Be honest even when it feels uncomfortable, speak very directly, and listen before judging behaviour you do not yet understand. I do have a strong belief that no system can replace empathy, so encourage teams to remain open, respectful and genuine in everyday communication. Small wins grow from trust, and integrity protects the business better than any short-term tactic.

What topics do you want to hear more about at industry events?

I would like industry events to focus more on practical, non-cliché discussions that help publishers and developers in real everyday conditions.

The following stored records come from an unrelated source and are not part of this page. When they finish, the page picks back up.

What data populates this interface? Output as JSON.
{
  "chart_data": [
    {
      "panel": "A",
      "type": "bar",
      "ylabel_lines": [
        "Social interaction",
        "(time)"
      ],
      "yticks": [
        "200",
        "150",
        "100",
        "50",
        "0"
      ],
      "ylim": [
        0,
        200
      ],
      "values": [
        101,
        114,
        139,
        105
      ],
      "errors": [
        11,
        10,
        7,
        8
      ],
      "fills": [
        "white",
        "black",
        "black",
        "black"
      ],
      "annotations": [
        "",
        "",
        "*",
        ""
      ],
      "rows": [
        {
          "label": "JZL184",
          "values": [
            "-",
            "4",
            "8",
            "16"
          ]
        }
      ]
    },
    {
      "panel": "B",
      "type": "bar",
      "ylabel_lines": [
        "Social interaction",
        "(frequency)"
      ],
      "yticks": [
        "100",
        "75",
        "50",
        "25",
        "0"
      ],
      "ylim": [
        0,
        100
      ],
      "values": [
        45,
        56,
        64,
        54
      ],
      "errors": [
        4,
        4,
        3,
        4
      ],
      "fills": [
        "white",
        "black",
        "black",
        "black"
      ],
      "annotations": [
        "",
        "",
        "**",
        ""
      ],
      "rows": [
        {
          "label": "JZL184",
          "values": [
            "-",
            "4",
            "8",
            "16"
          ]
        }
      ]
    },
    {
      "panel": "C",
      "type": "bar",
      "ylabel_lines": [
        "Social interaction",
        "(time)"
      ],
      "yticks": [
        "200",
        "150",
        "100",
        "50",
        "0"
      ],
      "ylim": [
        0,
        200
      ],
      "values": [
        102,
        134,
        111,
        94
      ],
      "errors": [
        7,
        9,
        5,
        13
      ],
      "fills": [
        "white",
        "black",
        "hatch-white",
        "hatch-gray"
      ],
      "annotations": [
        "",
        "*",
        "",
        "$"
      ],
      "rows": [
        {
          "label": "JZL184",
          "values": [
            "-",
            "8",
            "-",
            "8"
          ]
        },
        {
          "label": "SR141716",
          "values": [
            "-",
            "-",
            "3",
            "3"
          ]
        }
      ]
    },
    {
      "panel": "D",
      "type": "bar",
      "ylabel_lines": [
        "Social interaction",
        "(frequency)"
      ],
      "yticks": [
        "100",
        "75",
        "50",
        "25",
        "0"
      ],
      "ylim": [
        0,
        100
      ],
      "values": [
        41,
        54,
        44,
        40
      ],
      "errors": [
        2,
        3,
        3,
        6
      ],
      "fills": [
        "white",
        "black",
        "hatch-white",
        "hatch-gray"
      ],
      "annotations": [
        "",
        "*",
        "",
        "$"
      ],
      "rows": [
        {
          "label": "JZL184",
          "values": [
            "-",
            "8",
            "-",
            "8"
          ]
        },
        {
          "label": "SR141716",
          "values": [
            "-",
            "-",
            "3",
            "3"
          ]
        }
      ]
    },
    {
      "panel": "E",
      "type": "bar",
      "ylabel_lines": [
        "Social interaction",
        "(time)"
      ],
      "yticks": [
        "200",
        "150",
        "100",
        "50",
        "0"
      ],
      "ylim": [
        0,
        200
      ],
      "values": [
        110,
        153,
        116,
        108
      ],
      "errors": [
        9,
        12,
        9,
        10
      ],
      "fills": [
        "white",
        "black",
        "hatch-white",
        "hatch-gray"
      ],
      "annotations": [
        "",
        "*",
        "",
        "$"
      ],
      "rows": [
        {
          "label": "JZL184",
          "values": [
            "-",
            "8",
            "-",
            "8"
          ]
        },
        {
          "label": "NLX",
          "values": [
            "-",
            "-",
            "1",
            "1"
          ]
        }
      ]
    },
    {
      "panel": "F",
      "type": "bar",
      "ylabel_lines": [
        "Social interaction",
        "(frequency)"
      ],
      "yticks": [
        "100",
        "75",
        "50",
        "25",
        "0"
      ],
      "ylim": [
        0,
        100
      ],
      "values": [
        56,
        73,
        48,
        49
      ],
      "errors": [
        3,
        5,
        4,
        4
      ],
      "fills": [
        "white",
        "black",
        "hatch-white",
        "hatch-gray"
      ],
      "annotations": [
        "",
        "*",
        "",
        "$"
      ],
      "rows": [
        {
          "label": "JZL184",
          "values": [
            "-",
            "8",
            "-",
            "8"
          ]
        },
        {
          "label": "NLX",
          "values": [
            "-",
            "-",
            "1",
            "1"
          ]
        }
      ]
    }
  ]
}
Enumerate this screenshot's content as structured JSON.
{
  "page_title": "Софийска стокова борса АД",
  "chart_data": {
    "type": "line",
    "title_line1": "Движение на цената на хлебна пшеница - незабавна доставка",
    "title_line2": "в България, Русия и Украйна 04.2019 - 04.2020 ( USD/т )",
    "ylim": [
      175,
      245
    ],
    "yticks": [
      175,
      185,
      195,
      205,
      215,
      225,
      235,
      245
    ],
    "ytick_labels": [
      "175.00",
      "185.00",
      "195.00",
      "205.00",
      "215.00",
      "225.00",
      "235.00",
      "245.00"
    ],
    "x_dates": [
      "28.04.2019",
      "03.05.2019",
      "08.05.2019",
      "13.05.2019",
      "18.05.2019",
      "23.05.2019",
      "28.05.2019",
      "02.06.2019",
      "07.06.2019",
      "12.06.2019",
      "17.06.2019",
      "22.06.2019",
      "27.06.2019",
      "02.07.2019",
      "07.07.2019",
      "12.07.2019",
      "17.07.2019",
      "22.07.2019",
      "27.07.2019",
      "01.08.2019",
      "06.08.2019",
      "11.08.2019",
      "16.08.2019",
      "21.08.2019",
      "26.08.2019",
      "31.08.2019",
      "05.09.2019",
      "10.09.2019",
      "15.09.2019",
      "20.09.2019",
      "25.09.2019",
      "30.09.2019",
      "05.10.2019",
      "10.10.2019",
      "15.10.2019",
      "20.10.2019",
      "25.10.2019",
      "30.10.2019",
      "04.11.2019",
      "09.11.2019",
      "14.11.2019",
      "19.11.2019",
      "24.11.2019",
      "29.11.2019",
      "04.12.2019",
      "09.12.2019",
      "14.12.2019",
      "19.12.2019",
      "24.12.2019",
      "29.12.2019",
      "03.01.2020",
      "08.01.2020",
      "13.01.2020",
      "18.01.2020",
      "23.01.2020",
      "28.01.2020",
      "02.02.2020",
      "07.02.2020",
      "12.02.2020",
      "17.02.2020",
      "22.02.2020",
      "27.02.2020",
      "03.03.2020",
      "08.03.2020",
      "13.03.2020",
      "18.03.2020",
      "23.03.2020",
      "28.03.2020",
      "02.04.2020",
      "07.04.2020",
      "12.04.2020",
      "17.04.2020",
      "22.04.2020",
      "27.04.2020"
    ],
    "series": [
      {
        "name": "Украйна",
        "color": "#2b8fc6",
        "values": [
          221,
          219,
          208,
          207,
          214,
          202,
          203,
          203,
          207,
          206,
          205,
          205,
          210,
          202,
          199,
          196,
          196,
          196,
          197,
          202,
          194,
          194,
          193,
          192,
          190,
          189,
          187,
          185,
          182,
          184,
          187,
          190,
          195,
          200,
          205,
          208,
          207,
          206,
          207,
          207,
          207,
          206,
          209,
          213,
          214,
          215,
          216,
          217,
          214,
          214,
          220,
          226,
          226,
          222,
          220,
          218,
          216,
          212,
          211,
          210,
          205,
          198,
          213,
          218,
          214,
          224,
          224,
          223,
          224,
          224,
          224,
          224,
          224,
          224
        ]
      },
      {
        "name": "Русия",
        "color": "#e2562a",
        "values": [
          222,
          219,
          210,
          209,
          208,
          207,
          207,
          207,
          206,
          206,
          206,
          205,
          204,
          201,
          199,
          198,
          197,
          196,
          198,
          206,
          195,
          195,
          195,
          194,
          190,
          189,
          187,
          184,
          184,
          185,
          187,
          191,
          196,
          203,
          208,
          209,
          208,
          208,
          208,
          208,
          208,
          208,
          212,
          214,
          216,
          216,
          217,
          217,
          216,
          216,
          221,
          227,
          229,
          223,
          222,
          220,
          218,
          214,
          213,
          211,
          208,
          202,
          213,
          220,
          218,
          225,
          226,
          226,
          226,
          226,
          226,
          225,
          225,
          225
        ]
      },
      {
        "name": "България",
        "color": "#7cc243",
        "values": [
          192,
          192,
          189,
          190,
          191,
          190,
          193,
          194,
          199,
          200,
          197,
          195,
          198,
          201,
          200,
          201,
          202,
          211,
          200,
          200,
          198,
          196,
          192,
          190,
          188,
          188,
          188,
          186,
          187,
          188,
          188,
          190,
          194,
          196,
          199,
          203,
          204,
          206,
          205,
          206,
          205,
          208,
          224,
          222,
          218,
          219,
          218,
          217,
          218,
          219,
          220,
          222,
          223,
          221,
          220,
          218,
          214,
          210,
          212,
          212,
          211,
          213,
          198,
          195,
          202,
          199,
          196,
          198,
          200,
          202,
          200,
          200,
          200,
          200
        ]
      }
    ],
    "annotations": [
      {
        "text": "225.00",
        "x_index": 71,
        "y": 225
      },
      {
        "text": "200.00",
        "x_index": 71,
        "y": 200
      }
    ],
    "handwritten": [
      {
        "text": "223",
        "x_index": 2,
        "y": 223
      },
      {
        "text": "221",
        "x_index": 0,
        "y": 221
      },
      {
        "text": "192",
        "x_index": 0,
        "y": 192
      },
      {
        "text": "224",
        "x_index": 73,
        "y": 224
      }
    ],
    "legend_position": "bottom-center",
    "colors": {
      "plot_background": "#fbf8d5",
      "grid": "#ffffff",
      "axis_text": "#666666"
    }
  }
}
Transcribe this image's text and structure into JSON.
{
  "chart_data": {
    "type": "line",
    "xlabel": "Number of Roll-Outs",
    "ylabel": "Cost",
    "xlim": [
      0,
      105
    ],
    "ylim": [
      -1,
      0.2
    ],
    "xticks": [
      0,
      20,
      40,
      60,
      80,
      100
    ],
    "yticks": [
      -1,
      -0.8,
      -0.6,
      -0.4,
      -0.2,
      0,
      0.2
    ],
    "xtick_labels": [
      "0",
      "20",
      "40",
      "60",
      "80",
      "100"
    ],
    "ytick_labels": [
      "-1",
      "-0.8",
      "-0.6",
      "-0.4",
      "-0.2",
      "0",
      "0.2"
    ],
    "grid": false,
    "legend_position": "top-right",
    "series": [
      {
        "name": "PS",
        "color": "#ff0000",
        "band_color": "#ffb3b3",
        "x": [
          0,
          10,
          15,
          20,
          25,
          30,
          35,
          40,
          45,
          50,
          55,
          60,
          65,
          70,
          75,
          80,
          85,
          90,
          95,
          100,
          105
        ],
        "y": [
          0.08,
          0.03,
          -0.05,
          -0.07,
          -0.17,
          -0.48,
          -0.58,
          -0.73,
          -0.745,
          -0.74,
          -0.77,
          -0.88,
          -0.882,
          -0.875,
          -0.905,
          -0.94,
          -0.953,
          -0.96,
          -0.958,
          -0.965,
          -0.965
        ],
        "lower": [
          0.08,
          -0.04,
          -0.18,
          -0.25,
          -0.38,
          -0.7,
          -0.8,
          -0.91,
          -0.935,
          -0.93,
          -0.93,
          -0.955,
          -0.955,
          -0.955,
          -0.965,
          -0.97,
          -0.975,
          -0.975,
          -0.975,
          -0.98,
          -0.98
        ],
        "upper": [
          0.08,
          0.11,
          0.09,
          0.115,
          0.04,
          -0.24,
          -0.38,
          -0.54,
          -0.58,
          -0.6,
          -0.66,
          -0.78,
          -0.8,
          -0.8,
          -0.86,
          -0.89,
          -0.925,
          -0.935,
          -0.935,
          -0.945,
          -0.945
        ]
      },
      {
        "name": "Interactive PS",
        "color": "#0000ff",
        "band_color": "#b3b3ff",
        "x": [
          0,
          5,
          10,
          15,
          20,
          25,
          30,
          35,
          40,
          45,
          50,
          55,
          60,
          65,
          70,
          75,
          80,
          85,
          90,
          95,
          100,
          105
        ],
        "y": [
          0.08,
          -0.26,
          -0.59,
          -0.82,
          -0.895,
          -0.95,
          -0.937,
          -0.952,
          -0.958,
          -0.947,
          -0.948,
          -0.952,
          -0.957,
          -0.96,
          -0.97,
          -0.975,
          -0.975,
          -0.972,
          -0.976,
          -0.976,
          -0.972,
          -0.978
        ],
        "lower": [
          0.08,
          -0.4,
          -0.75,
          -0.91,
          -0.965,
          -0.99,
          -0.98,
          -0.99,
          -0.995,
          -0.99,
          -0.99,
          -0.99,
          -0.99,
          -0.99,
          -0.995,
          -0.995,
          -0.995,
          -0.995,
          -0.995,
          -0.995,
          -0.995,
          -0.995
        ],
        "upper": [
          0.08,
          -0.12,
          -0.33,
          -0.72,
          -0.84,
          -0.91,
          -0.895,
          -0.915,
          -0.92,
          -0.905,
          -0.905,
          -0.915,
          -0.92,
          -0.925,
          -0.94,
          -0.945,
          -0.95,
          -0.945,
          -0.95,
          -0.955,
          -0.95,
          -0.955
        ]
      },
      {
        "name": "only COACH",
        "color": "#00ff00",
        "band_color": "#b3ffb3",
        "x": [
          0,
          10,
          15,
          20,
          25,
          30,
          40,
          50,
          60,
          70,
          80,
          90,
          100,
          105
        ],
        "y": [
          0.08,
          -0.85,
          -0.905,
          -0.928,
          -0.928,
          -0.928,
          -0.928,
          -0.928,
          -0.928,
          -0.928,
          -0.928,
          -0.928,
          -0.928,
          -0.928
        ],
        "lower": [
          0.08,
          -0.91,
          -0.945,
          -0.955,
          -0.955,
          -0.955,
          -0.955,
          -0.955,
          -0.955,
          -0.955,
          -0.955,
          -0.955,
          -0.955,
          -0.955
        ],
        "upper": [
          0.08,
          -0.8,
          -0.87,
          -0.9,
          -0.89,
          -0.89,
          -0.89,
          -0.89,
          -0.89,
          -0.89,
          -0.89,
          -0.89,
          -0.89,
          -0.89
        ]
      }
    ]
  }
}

Topics such as compatible ad architecture, creative quality, and fraud protection are important, but they are often presented in an over complicated way.

I want to hear clearer playbooks for mid-sized teams, in-depth understanding of how auctions influence LTV, and honest stories about what worked and what failed.

Can people get in touch with you at the event? What sort of people would you like to connect with?

Yes, people can get in touch with me at the event. I would particularly enjoy meeting mobile publishers, demand-side partners, and product or UX leaders who are very concerned about player retention and sustainable profitability.

I like honest, technically savvy attendees who bring real questions and a clear view of their challenges. Conversations with teams that want to refine their approach and convey standards in a respectful way are the most valuable for me.